After all the checkpoints a crowd starts to gather on the bleachers, some fans wearing SpaceX merchandise that can be purchased at the gift shop at the side of the bleachers. For some reason they also sell flamethrowers. Flamethrowers. After the 4 checks, you are going to sell me a flamethrower? Perhaps they didn’t want me to bring my own.
Having stared into the crowd for a good hour and having a blast people-watching, I realized I came here for a different kind of blast and slowly shifted my attention towards the rocket, which looked like a huge branded dildo. I find it fascinating that at so many levels, the male genitalia is the key to space travel. At one level running on testosterone and at the other its butane-ion fuel.
The tensions among the crowd are getting higher, all the conspiracy blabbering around is lowering in volume as the big digital countdown clock strikes one minute, then 30 seconds, 20, and now we are all counting down. 9…8…7…6…5…4…3…2…1 “Happy New Year!” I scream at the top of my lungs, but luckily I am not the only one, the guys from the flat earth club scram with me, I feel a warm sense of belonging. Which is immediately obliterated by the shockwave coming from the rocket. There is fire sprouting from the bottom of it.

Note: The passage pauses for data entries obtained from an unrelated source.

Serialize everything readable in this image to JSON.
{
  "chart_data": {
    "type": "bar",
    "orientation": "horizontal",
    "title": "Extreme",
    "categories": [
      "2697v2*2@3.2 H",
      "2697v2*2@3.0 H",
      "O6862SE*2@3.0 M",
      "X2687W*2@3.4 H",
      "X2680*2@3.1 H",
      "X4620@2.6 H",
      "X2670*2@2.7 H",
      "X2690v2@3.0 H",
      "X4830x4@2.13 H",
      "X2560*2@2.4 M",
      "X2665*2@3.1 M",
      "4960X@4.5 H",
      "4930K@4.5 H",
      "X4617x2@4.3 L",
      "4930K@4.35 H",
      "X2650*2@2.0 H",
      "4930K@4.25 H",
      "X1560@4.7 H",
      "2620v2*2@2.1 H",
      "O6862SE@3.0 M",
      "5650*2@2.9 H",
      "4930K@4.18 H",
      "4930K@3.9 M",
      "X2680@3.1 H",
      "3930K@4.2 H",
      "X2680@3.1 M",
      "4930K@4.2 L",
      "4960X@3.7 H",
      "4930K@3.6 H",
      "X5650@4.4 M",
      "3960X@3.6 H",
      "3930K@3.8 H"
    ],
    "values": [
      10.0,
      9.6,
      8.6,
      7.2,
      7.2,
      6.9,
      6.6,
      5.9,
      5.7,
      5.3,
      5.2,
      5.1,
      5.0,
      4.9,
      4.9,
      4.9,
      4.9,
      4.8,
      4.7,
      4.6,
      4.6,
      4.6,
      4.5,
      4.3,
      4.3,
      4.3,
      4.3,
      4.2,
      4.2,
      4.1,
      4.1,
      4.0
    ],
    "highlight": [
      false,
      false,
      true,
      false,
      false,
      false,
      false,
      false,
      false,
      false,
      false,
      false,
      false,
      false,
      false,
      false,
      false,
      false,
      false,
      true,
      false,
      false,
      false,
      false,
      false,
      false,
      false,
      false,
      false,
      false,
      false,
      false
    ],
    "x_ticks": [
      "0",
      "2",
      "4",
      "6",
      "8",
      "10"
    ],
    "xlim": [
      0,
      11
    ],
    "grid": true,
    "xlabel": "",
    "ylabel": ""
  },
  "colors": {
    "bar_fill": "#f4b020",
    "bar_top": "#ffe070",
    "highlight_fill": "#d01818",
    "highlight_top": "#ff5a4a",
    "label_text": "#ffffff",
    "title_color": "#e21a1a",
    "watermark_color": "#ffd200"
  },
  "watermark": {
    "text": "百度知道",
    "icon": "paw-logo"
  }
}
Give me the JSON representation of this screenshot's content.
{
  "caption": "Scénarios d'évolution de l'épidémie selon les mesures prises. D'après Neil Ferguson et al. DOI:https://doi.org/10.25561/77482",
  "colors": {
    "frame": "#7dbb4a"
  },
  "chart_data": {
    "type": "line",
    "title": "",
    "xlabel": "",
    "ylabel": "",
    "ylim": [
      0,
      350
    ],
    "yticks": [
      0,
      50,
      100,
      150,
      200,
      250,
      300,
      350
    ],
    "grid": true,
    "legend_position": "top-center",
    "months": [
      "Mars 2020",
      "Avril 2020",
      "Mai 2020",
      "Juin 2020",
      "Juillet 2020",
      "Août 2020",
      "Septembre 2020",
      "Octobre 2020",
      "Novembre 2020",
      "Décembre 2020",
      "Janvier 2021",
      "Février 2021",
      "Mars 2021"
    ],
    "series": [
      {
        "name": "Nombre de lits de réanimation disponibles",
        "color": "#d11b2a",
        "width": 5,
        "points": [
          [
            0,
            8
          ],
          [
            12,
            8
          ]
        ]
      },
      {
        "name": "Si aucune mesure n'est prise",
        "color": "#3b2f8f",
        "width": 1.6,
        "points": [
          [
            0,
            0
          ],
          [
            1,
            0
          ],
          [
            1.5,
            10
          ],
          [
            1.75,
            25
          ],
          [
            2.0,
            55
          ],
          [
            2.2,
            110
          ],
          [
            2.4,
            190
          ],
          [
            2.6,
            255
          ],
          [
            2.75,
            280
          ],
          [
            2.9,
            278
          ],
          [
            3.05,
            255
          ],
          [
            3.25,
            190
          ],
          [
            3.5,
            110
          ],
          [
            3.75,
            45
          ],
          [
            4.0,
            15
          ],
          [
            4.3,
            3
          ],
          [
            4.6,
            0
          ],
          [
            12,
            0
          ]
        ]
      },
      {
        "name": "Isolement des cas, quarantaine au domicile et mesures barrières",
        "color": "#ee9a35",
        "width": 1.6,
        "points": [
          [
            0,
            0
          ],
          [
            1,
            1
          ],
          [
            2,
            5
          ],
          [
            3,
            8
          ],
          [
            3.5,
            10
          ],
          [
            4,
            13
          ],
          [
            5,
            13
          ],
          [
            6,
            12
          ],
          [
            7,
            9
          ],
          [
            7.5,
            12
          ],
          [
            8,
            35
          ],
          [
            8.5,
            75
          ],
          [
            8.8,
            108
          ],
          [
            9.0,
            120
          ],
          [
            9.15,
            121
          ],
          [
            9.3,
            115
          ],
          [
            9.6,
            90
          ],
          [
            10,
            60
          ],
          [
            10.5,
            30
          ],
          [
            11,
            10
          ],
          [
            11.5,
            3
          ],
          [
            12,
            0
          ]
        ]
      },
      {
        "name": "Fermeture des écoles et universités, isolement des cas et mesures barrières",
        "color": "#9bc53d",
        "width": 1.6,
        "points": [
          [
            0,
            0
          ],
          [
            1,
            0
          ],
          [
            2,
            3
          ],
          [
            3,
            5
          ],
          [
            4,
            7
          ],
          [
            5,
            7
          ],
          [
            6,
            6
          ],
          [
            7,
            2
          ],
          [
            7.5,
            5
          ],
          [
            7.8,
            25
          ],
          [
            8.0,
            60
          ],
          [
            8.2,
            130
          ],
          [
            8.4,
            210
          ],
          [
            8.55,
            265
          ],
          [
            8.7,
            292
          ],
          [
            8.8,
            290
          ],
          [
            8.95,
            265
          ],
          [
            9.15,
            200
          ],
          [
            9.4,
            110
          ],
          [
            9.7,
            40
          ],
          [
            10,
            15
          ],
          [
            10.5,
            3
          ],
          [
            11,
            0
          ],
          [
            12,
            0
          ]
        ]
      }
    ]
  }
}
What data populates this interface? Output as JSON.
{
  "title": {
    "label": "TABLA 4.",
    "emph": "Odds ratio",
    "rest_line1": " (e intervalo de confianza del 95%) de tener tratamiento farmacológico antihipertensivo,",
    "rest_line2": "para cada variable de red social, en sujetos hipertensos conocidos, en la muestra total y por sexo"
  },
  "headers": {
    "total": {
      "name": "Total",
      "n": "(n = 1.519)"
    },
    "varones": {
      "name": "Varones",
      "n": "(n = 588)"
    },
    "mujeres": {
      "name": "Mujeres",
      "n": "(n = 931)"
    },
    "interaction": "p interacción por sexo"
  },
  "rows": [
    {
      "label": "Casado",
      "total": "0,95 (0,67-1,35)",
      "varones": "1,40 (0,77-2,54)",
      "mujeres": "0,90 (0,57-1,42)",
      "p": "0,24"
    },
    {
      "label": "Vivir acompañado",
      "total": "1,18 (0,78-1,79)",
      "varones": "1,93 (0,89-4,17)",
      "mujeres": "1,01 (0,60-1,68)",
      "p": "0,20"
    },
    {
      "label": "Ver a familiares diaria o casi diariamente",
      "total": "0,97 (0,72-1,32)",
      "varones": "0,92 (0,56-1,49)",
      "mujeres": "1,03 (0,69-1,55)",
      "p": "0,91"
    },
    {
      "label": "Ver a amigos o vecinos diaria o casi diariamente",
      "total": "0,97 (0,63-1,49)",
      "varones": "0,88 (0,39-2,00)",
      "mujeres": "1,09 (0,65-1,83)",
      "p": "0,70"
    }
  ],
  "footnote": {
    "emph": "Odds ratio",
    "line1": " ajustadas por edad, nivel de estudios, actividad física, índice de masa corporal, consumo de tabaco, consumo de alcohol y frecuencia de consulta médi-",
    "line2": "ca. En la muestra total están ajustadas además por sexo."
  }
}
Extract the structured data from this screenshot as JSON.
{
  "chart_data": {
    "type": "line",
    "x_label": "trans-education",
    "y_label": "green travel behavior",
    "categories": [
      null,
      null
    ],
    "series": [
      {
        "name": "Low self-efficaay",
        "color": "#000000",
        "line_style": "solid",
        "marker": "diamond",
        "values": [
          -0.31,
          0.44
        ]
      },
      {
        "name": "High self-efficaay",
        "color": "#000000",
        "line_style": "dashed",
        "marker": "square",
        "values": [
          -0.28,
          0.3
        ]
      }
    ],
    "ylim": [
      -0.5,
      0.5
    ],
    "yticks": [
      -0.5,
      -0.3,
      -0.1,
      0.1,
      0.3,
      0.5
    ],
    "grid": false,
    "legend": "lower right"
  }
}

This brings me back to the anatomy of the human body, if that is the case you should be going to a doctor, not the space. Attention back on the rocket, there is more fire and slowly a huge dust cloud starts to rise, covering the entire sight and the rocket disappears in it. I still hear the loud roaring of the engines, but see no rocket. Confusion arises among the crowd and chatter of a possible bad launch can be heard.
But then, a couple of seconds later, the glorious dildo launches at a great speed to penetrate the stratosphere layer of the planet. It is truly a great sight and I am glad I can share it with this wild bunch. Soon the rocket is out of sight, and after brief celebrations, the crowd disperses towards the exits, the unsold flamethrowers are now discounted.